Weiyon-do, April 26

Bird News from Subhojit Chakladar

A day trip to Weiyon-do under overcast but unremarkable conditions. As expected, very few birds in evidence, perhaps partly due to multiple ongoing constructions. Hardly any birds worth mentioning for the first hour. Close to mid-day walking along the trail behind the ‘temple hill’, an extremely skulking warbler was encountered in the reeds/dwarf bamboos. Though no clear views were obtained, it was a small (size similar to a Dusky Warbler), rather plain buff overall (not much contrast on the upper part plumage), whiter underparts with a hint of yellowish on the flanks (based on fraction of second view as it flew through the vegetation). It stayed close to the ground, mostly walking on the dried vegetation in a ditch by the side of the trail. Its call was a high pitched monosyllabic ‘pick’ sound repeated a few time every few seconds. Expert opinion on possible ID is welcome.

2 Narcissus Flycatchers, 4 Blue-and-White Flycatchers (including a female without a tail!), half a dozen Eurasian Siskisn, similar number of Bramblings, 2 Great Spotted Woodpecker, 2 Asian Brown Flycatchers were also seen on the temple hill. There were about 2 dozen Olive-backed Pipits scattered over multiple locations and a Richards Pipit (which gave distant but good views) along with 3 Bull-headed Shrikes. There were 2 Chinese Grosbeaks, 1 Stejneger’s Stonechat. Buntings were represented by about 20 very vocal Little Buntings, 2 Yellow-throated Buntings, 1 Black-faced Bunting and 2 Yellow-browed Buntings (personal first of this spring). Only a few Pale Thrushes were observed. A few minutes before boarding the return ferry, a Eurasian Sparrowhawk being mobbed and chased by a mixed group of Barn Swallows and Buntings!

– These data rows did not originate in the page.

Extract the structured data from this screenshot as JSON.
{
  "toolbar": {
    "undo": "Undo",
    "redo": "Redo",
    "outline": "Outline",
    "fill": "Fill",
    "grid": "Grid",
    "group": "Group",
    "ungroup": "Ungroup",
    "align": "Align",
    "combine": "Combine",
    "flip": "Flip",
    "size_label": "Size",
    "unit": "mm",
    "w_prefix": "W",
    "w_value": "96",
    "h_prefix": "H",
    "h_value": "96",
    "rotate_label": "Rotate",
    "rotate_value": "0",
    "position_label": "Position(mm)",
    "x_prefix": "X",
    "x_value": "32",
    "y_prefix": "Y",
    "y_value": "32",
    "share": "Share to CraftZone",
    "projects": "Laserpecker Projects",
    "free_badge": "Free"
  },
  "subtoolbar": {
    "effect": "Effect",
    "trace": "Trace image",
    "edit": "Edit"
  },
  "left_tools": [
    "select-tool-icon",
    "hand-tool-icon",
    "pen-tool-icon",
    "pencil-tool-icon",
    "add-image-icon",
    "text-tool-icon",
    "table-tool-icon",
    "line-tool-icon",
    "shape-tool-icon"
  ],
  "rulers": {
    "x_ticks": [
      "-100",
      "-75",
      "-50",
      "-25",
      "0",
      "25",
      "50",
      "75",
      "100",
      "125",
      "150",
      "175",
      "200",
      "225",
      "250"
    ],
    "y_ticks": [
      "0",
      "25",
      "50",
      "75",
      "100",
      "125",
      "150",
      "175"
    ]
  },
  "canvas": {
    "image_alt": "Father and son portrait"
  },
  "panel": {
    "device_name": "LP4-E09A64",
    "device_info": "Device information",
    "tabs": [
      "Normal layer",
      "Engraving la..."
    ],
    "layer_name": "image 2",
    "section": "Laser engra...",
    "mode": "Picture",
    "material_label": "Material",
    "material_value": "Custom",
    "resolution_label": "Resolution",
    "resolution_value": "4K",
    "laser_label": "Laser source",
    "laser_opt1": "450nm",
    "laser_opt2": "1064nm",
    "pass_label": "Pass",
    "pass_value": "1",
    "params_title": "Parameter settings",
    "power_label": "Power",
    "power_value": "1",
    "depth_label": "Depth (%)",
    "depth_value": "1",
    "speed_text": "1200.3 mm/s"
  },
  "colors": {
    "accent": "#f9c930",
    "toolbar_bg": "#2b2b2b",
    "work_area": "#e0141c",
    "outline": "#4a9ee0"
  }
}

2 comments on “Weiyon-do, April 26

  1. Well, not expert opinion, but Pale-legged/Sakhalin Leaf Warbler utters a very distinctive “pink” call, a bit musical and is pretty terrestrial. Should be quite distinctive if seen though. Yellow-streaked warbler is very similar to Dusky in plumage and makes a Bunting-like “tick” call, not musical at all.